In a presentation scheduled at this year’s Cell Therapy Bioprocessing & Commercialization Conference, Dr. Better plans to review clinical information for these products. For the meeting, however, his focus will be on the challenges and opportunities related to the chemistry manufacturing and controls (CMC) associated with bringing them to market.
Off The Beaten Path
As with any autologous cell therapy product, bringing CAR T-cell therapies to market does not come without challenges. The complexity and sensitivity of cell therapy creates a unique set of circumstances that will require the brightest minds in industry to think outside the box for solutions. “Because the modified T-cells are such precision killers, they’re exquisitely sensitive,” he explains. “This is a new class of therapeutic products, and that’s going to create a lot of opportunities for us to learn and to work with the scientific community and the FDA, in order to bring these forward. Like any pharmaceutical product, they have to be consistent, safe, and well-characterized. It’s important everybody is confident that we’re delivering safe and effective medicines to patients that are going to have a lasting clinical benefit.”
There are several groups working on molecules that are similar to the engineered T-cells that Kite and NCI are working on, including academic centers and other companies, both big and small. In July of this year, Novartis, along with the University of Pennsylvania’s Perelman School of Medicine, announced that the FDA had granted Breakthrough Therapy Designation status to its product, CTL019. This investigational CAR T-cell therapy is the result of an exclusive global agreement between Novartis and Penn Medicine, which are striving for the same goal as Kite and the NCI. “There are so many people who see the promise of these types of drugs and want to help bring them into the marketplace,” says Dr. Better.

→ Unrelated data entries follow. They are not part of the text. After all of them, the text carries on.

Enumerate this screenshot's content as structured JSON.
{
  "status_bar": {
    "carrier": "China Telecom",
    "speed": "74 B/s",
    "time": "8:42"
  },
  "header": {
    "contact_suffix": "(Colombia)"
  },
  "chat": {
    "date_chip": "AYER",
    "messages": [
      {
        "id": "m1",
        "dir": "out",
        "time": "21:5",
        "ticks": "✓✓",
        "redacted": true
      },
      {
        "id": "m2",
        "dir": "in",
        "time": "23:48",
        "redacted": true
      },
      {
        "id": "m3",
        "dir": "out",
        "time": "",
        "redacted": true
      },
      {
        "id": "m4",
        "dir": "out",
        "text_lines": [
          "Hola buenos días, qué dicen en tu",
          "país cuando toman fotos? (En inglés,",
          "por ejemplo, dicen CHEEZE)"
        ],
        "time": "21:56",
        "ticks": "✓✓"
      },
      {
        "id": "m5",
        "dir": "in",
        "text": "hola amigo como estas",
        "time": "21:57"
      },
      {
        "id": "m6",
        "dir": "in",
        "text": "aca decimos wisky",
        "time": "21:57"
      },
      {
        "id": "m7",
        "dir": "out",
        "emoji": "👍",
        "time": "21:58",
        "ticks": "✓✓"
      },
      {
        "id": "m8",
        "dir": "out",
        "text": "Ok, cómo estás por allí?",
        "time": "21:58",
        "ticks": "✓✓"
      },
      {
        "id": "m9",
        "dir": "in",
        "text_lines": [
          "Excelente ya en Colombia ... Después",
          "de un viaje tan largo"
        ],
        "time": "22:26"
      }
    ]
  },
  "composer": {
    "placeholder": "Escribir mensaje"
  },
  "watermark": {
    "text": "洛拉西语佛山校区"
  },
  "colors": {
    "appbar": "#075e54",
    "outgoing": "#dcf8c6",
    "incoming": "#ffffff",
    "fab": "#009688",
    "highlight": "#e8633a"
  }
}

Overall, the advancement of CAR T-cell therapy is moving at an extraordinary rate. According to a new market research report, the global regenerative medicine market, which was worth $16.4 billion in 2013, is expected to reach $67.6 billion by 2020. Kite hopes to have approval to treat patients with its engineered T-cells in 2017.
The biggest challenge in all of this is that every step taken in this area is new, potentially paving the way for how industry will develop and manufacture these products in the future. Therefore, no time is more important than the present, not just for the companies entering this market but also for the lives that are waiting to be saved. “That’s both the excitement and the challenge,” says Dr. Better. “It’s what keeps us going. There is tremendous therapeutic potential, but the path isn’t clear yet. We’re paving it every day.”